Measuring the impact of Materialize at Datalot

Quantifying the business impact of a new system is always a challenge, but the Datalot team has been thoroughly encouraged by their initial experiences with Materialize.

From the onset, Materialize allowed Datalot to remove load from their existing SQL database. ”That has the potential to be a show-stopping problem for the business,” according to Arenberg. ”If we got to the point where our use of the database was so complex that we’d have daily outages that would cost us money — there’s basically no limit to how big of a problem that could be for the business.

In terms of saving developer time, one way to look at it is in comparison to some of our other choices for writing streaming data. It has allowed more people in the organization to participate in the development process, which has probably kept us from having to hire developers. There’s big cost savings there.

You could look at it also in terms of business potential of a new capability. It’s necessary for us to stay ahead of our competition in the space and be able to deliver these answers faster and better. If I had to put a dollar amount, I don’t know where I would start.

Materialize is designed to solve the compromises presented by other streaming frameworks — tradeoffs in latency, query complexity, time-to-market, or cost. In the following sections, Arenberg describes his prior experiences with other streaming frameworks and solutions.

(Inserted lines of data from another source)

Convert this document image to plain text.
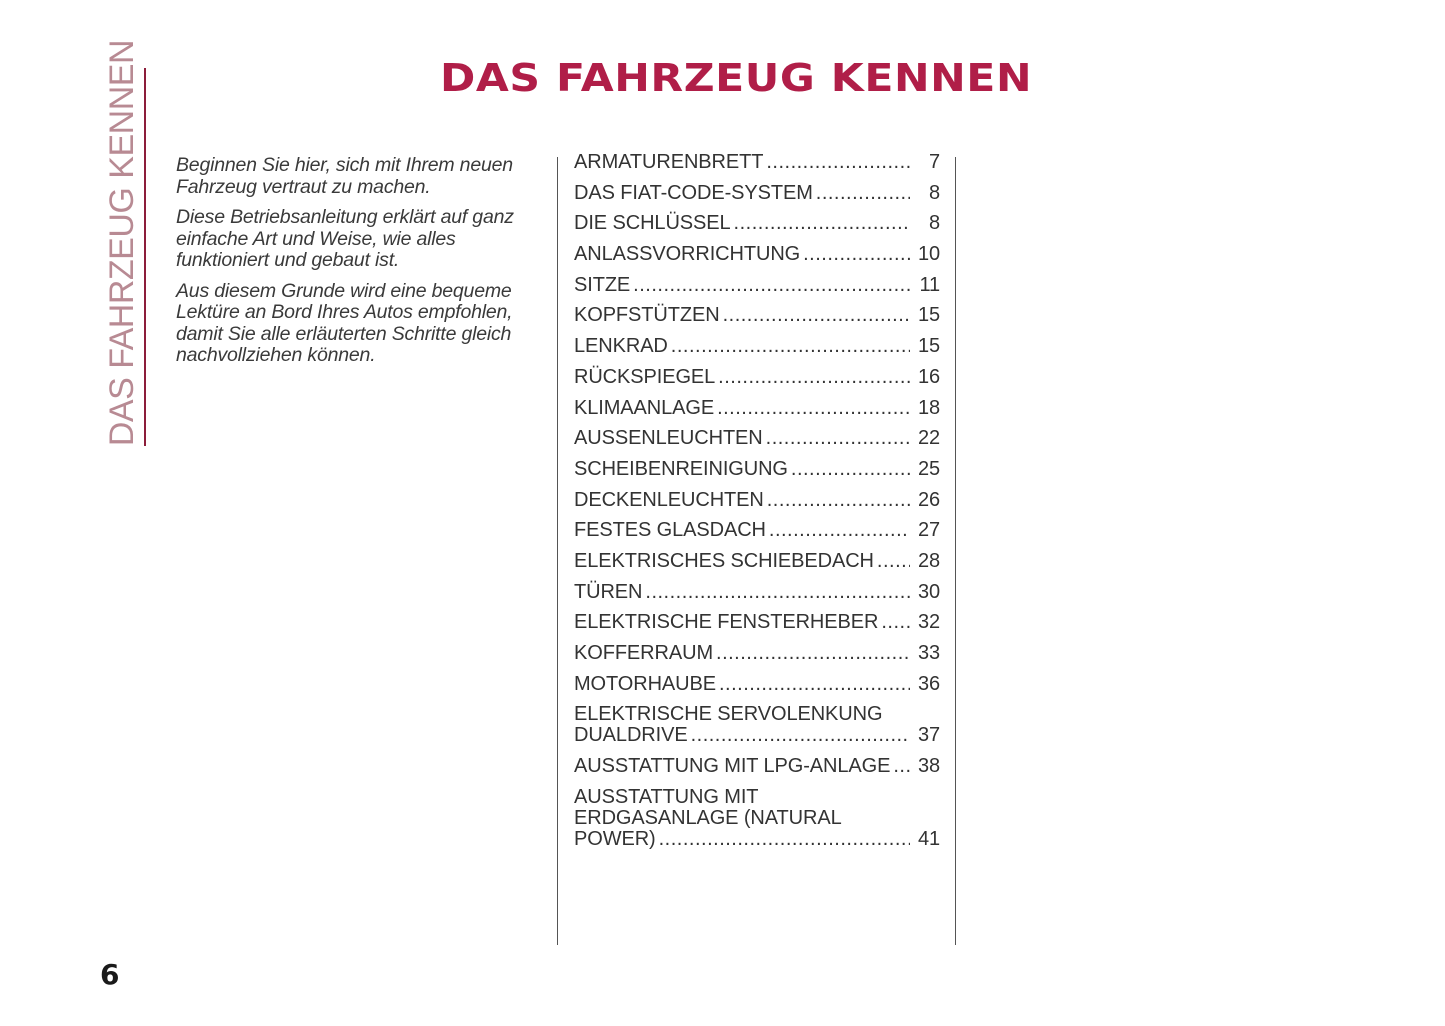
DAS FAHRZEUG KENNEN	DAS FAHRZEUG KENNEN

Beginnen Sie hier, sich mit Ihrem neuen Fahrzeug vertraut zu machen.

Diese Betriebsanleitung erklärt auf ganz einfache Art und Weise, wie alles funktioniert und gebaut ist.

Aus diesem Grunde wird eine bequeme Lektüre an Bord Ihres Autos empfohlen, damit Sie alle erläuterten Schritte gleich nachvollziehen können.

ARMATURENBRETT .....	7
DAS FIAT-CODE-SYSTEM .....	8
DIE SCHLÜSSEL .....	8
ANLASSVORRICHTUNG .....	10
SITZE .....	11
KOPFSTÜTZEN .....	15
LENKRAD .....	15
RÜCKSPIEGEL .....	16
KLIMAANLAGE .....	18
AUSSENLEUCHTEN .....	22
SCHEIBENREINIGUNG .....	25
DECKENLEUCHTEN .....	26
FESTES GLASDACH .....	27
ELEKTRISCHES SCHIEBEDACH ..... 28
TÜREN .....	30
ELEKTRISCHE FENSTERHEBER ..... 32
KOFFERRAUM .....	33
MOTORHAUBE .....	36
ELEKTRISCHE SERVOLENKUNG
DUALDRIVE .....	37
AUSSTATTUNG MIT LPG-ANLAGE ..... 38
AUSSTATTUNG MIT
ERDGASANLAGE (NATURAL
POWER) .....	41
6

Flink and Spark streaming were both technologies that I tried in my previous company. I think they were better suited to the environment of that company — where you’ve got a dedicated development team just to work on streaming analytics like that.

With Spark, I was dealing with bigger datasets there that were not sourced from a relational database that required lots and lots of joins. However, joins were the kiss of death with that platform, at least at the scale that we were doing things on it. When we would have to do a join, managing resources was a huge issue. It also very much required a team that was like application development in order to operate those technologies.

On ksqlDB

“We also did a pilot project with KSQL prior to finding Materialize. We were able to do some toy experiments, and they worked well. Since it’s coming out of Confluent, it is very well integrated with the Kafka platform. If you’re trying to work with one or two streams, and produce a simple filter, or even a simple table, it’s a very good choice. Once we got past that stage with it, the next stage was to try to replicate some of the analytics from our summary tables with KSQL. We built one — it took a really long time, and it was really fragile. One KSQL query could only join two tables, and you couldn’t join more than two tables in a query.”

“When we tried to build some of these analytics, we’d wind up with these massive flowcharts of trees of joins that would have to converge. If any one of them broke, the whole pipeline stopped working.""Every ksql query also had to sink back down to another Kafka topic. If it took 15 queries to produce an analytic, that’s a lot of data duplication and a lot of sinking that same data back into these sort of intermediary Kafka topics that aren’t doing me any good except to drive towards one answer. If that was going to be the choice, we would have had to really scale back our ambitions as far as what kind of answers we would be able to produce in the streaming space. I was more in the headspace of — what can we conceivably do given the constraints of this company. When I started toying around with Materialize and it quickly became obvious that it was going to be a much better match towards the set of problems that we had.”

Materialize is a streaming database for real-time analytics. Materialize simplifies how developers build with real-time data, using incremental computation to provide low latency, correct answers - all using standard SQL. With nearly a decade of technical research behind it, Materialize was launched to address the growing need for the ability to build real-time applications easily and efficiently on streaming data so that businesses can obtain actionable intelligence from streaming data.